– Коли дело, то можно, – степенно кивнул Остап. – Жаль уходить, да чего уж тут. Мы с Илюхой теперь «враги трудового народа»…
Он скривился.
– Коли б не от Пал Семеныча про твои бумажки узнал, – заговорил Илья, – сам бы в чеку сдал. А так – порыли мы немного и узнали, что правда, бл… Как козлов последних нас использовали, и теперь выкидывать в помойную яму собрались.
– Хуже, – вздохнул Ник. – Вскоре краскомов начнут потихоньку стрелять. Сперва по одному, а потом массово.
– Уже начали, – хмуро буркнул Остап.
– А я, сынки, тут останусь, – усмехнулся в усы Пал Семеныч. – Меня пока тронуть не посмеют. Кому-то надо это говно разгребать.
И он потряс папкой, полученной от Ника.
– И как ты собираешься его разгребать, дядь Паш?
– Есть только один человек, способный заставить паскуд заплатить за их паскудство.
– И кто же это?
– Сталин.
– Ты уверен, дядь Паш? – поежился Никита. – Сталин – страшный человек. Он чудовище. У меня дварх при его сканировании едва психошок не получил!
– Знаю, – отмахнулся Пал Семеныч. – Сволочь он редкая и тюрьму построит не хуже этих вот. Но пусть хотя бы своя тюрьма будет, а не чужая. Жаль, но Сталин единственный, кто сможет эту папочку использовать с толком и разобраться с гадами, которые нас втемную пользовали.
– Как хочешь, дядь Паш, – вздохнул Ник. – Тебе решать.

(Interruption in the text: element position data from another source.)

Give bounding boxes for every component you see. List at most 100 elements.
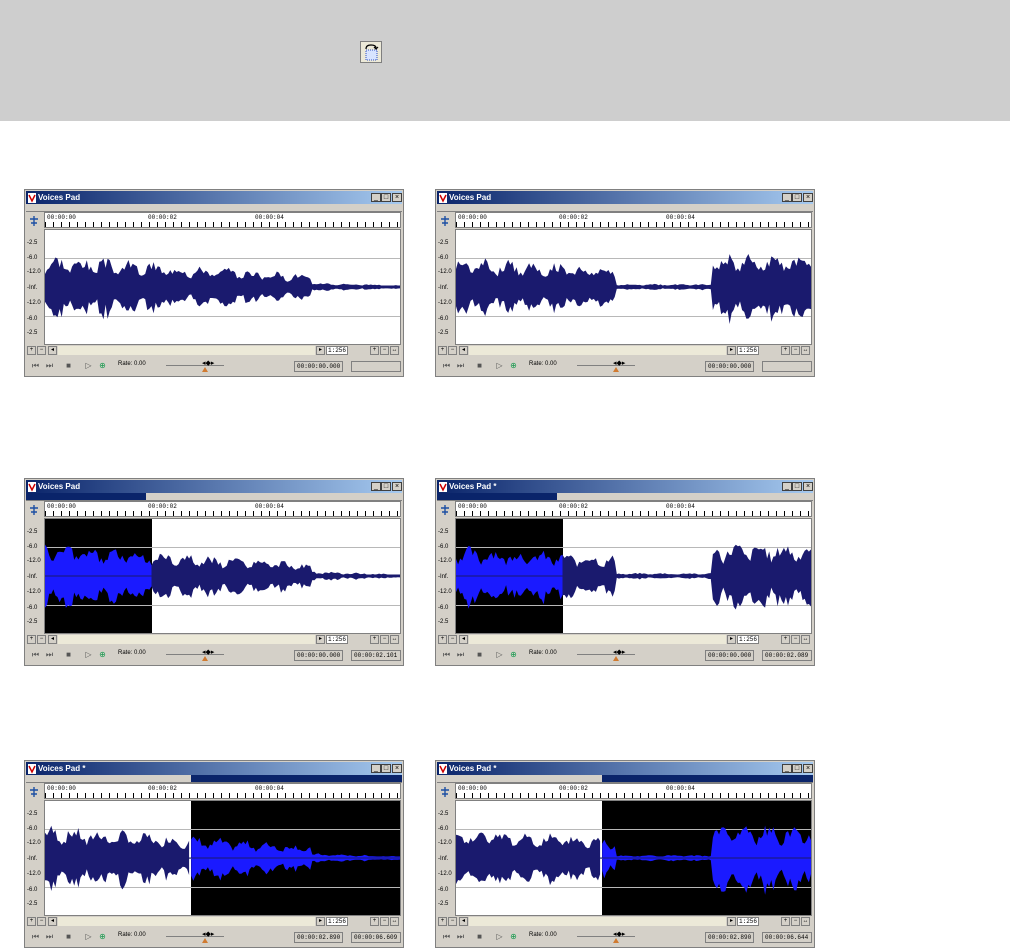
minimize-button[interactable]: _ [782,193,792,202]
zoom-fit-button[interactable]: ↔ [390,635,399,644]
scroll-minus-button[interactable]: − [37,635,46,644]
time-ruler[interactable]: 00:00:00 00:00:02 00:00:04 [44,212,401,228]
scroll-plus-button[interactable]: + [27,917,36,926]
stop-button[interactable]: ■ [64,361,73,370]
zoom-fit-button[interactable]: ↔ [801,917,810,926]
play-button[interactable]: ▷ [495,932,504,941]
close-button[interactable]: × [803,764,813,773]
zoom-out-button[interactable]: − [380,917,389,926]
play-button[interactable]: ▷ [84,650,93,659]
go-to-start-button[interactable]: ⏮ [31,650,40,659]
scroll-track[interactable] [58,635,315,644]
play-button[interactable]: ▷ [495,361,504,370]
minimize-button[interactable]: _ [782,764,792,773]
snap-to-grid-icon[interactable] [439,786,451,798]
stop-button[interactable]: ■ [475,650,484,659]
close-button[interactable]: × [803,193,813,202]
zoom-out-button[interactable]: − [791,635,800,644]
snap-to-grid-icon[interactable] [28,215,40,227]
rate-slider-track[interactable] [166,654,224,655]
scroll-right-button[interactable]: ▸ [727,346,736,355]
horizontal-scrollbar[interactable]: + − ◂ ▸ 1:256 + − ↔ [437,916,813,926]
waveform-area[interactable] [44,800,401,916]
snap-to-grid-icon[interactable] [28,504,40,516]
scroll-left-button[interactable]: ◂ [48,917,57,926]
zoom-in-button[interactable]: + [781,635,790,644]
play-button[interactable]: ▷ [495,650,504,659]
rate-slider-track[interactable] [577,365,635,366]
scroll-left-button[interactable]: ◂ [48,346,57,355]
horizontal-scrollbar[interactable]: + − ◂ ▸ 1:256 + − ↔ [26,634,402,644]
time-ruler[interactable]: 00:00:00 00:00:02 00:00:04 [455,212,812,228]
loop-button[interactable]: ⊕ [509,650,518,659]
zoom-in-button[interactable]: + [370,917,379,926]
snap-to-grid-icon[interactable] [439,504,451,516]
maximize-button[interactable]: □ [381,482,391,491]
go-to-start-button[interactable]: ⏮ [442,361,451,370]
close-button[interactable]: × [803,482,813,491]
play-button[interactable]: ▷ [84,361,93,370]
go-to-end-button[interactable]: ⏭ [456,932,465,941]
maximize-button[interactable]: □ [792,193,802,202]
close-button[interactable]: × [392,193,402,202]
time-ruler[interactable]: 00:00:00 00:00:02 00:00:04 [44,501,401,517]
zoom-fit-button[interactable]: ↔ [390,917,399,926]
zoom-out-button[interactable]: − [380,635,389,644]
waveform-area[interactable] [455,518,812,634]
waveform-area[interactable] [44,518,401,634]
zoom-out-button[interactable]: − [791,346,800,355]
zoom-fit-button[interactable]: ↔ [801,346,810,355]
go-to-end-button[interactable]: ⏭ [456,361,465,370]
waveform-area[interactable] [455,800,812,916]
scroll-right-button[interactable]: ▸ [316,917,325,926]
play-button[interactable]: ▷ [84,932,93,941]
zoom-fit-button[interactable]: ↔ [390,346,399,355]
rate-slider-track[interactable] [577,654,635,655]
snap-to-grid-icon[interactable] [439,215,451,227]
go-to-end-button[interactable]: ⏭ [45,650,54,659]
scroll-plus-button[interactable]: + [27,346,36,355]
go-to-end-button[interactable]: ⏭ [456,650,465,659]
scroll-right-button[interactable]: ▸ [727,917,736,926]
close-button[interactable]: × [392,764,402,773]
rate-slider-thumb[interactable]: ◂◆▸ [202,649,214,656]
scroll-track[interactable] [469,917,726,926]
zoom-in-button[interactable]: + [370,346,379,355]
zoom-in-button[interactable]: + [781,346,790,355]
time-ruler[interactable]: 00:00:00 00:00:02 00:00:04 [455,501,812,517]
maximize-button[interactable]: □ [381,193,391,202]
scroll-plus-button[interactable]: + [438,917,447,926]
maximize-button[interactable]: □ [792,764,802,773]
scroll-track[interactable] [58,917,315,926]
scroll-minus-button[interactable]: − [448,346,457,355]
loop-button[interactable]: ⊕ [98,932,107,941]
scroll-track[interactable] [469,346,726,355]
rate-slider-thumb[interactable]: ◂◆▸ [202,931,214,938]
stop-button[interactable]: ■ [64,650,73,659]
scroll-plus-button[interactable]: + [438,346,447,355]
scroll-minus-button[interactable]: − [37,917,46,926]
minimize-button[interactable]: _ [371,764,381,773]
minimize-button[interactable]: _ [782,482,792,491]
scroll-left-button[interactable]: ◂ [48,635,57,644]
snap-to-grid-icon[interactable] [28,786,40,798]
loop-button[interactable]: ⊕ [509,932,518,941]
time-ruler[interactable]: 00:00:00 00:00:02 00:00:04 [44,783,401,799]
stop-button[interactable]: ■ [475,361,484,370]
scroll-left-button[interactable]: ◂ [459,635,468,644]
waveform-area[interactable] [44,229,401,345]
go-to-end-button[interactable]: ⏭ [45,361,54,370]
scroll-track[interactable] [58,346,315,355]
go-to-end-button[interactable]: ⏭ [45,932,54,941]
minimize-button[interactable]: _ [371,193,381,202]
scroll-minus-button[interactable]: − [448,917,457,926]
scroll-minus-button[interactable]: − [448,635,457,644]
horizontal-scrollbar[interactable]: + − ◂ ▸ 1:256 + − ↔ [437,634,813,644]
maximize-button[interactable]: □ [381,764,391,773]
go-to-start-button[interactable]: ⏮ [442,932,451,941]
horizontal-scrollbar[interactable]: + − ◂ ▸ 1:256 + − ↔ [437,345,813,355]
loop-button[interactable]: ⊕ [98,650,107,659]
zoom-out-button[interactable]: − [380,346,389,355]
waveform-area[interactable] [455,229,812,345]
stop-button[interactable]: ■ [64,932,73,941]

Жаль, что ты с нами не идешь. Мне тебя сильно не хватать будет.
– Справишься, Никитка! – хлопнул его по плечу старый большевик. – Не зря ж тебе большое дело поручили.
– Да там больше Никита работал, я только на подхвате был.
– А кто он-то?
– Контрразведчиком у Колчака был, штабс-капитаном, – неохотно ответил Ник. – Тем самым, что меня с ребятами отпустил вместо того, чтобы стрельнуть. Потому в орден и взяли. Если человек хоть кого расстрелял своими руками, то ему к нам дорога закрыта. Навсегда.
– Почему?
– Даже на войне сволотой становиться не стоит. Оно просто, дядь Паш, сволотой стать, донельзя просто. А вот потом как очищаться? Потому я расстреливать и отказывался.